Sande/Wilhelmshaven - Was die einen für einen Fortschritt halten und als richtigen Schritt in die Zukunft bezeichnen, der auch noch Arbeitsplätze bringen wird, sehen die anderen als ökologischen Skandal schlechthin: Die Rede ist vom geplanten LNG-Terminal in Wilhelmshaven. Die unterschiedlichen Ansichten wurden Donnerstagnachmittag bei einer ersten öffentlichen Information in Leiners Landhotel in Sande engagiert diskutiert – allerdings nur im kleinen Kreis.

Die Projektierungsgesellschaft LNG-Terminal Wilhelmshaven GmbH (LTW) hatte zur ersten Informations- und Dialogveranstaltung zum geplanten Anlandungsterminal für verflüssigtes Erdgas (LNG) sowie der dazugehörigen Gastransportleitung eingeladen. Die Besucher konnten sich an Tafeln über die Technik und das Vorhaben informieren. Für Einzelgespräche standen Mitarbeiter bereit, darunter auch Christian Wolf, Projektleiter bei Uniper, dem Energieunternehmen, das hinter dem geplanten LNG-Terminal steht, sowie Helmut Rohloff von der Open Grid Europe GmbH, die für Planung, Bau und Betrieb der Erdgasleitung verantwortlich zeichnet.

Informiert wurde einerseits über das schwimmende Terminal an sich, das im Voslapper Groden liegen soll und von der Optik her an ein Containerschiff mittlerer Größe erinnert. Hier soll verflüssigtes Gas bei minus 162 Grad per Schiff angelandet werden. Am Terminal wird das Produkt wieder in seinen ursprünglichen gasförmigen Zustand überführt, und muss dann zu einem bestehenden Ferngasnetz nach Etzel überführt werden. Dazu muss vom Voslapper Groden aus eine Gasleitung bis Etzel gebaut werden, Rohre aus mit Kunststoff ummanteltem Spezialstahl mit einem Durchmesser von 90 Zentimetern müssen in eine Tiefe von gut einem Meter gebracht werden.

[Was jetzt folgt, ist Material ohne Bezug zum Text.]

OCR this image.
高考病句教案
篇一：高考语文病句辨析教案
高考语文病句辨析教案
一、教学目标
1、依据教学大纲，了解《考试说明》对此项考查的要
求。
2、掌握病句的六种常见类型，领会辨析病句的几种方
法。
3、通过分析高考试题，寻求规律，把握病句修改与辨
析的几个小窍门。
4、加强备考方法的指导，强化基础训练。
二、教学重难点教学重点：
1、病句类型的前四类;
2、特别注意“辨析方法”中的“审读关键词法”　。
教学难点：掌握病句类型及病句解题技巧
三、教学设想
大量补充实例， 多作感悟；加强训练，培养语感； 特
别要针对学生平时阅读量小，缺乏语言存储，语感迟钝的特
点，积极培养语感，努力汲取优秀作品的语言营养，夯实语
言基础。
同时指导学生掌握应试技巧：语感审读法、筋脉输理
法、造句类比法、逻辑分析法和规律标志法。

Insgesamt werden für das Projekt mehrere Hundert Millionen Euro investiert, die Inbetriebnahme ist für Ende 2022 vorgesehen. Bis es so weit ist, sind aber noch etliche Hürden zu nehmen. So ist bislang noch nicht einmal die Datensammlung komplett, die nötig ist, um in ein öffentliches Genehmigungsverfahren zu starten. Man hoffe, im zweiten Quartal 2020 so weit zu sein, sagte Sebastian Vogel von Uniper. Bis dahin soll es noch einen weiteren Termin für die Öffentlichkeit geben.

Das größte Interesse der Besucher bestand am Donnerstag nämlich an dem detaillierten Trassenverlauf der Gasleitung, um beurteilen zu können, wer in welcher Weise betroffen ist. Weil aber noch nicht alle Daten beisammen sind, unter anderen die aus der Umweltverträglichkeitsprüfung, konnte der noch nicht erstellt werden. So war die Enttäuschung groß. Unter anderem zeigte sich eine Gruppe aus dem Bereich Sillenstede-Sengwarden sehr unzufrieden. Darunter ein Landwirt, der schon von der neuen Bahntrasse große Nachteile erwartet, weil das dort geplante Galerie-Bauwerk mit der offenen Seite direkt an seine Ländereien grenzt. „Es sieht noch so aus, als ob wir von der neuen Gasleitung nicht betroffen sind – aber warten wir mal ab“, sagte er.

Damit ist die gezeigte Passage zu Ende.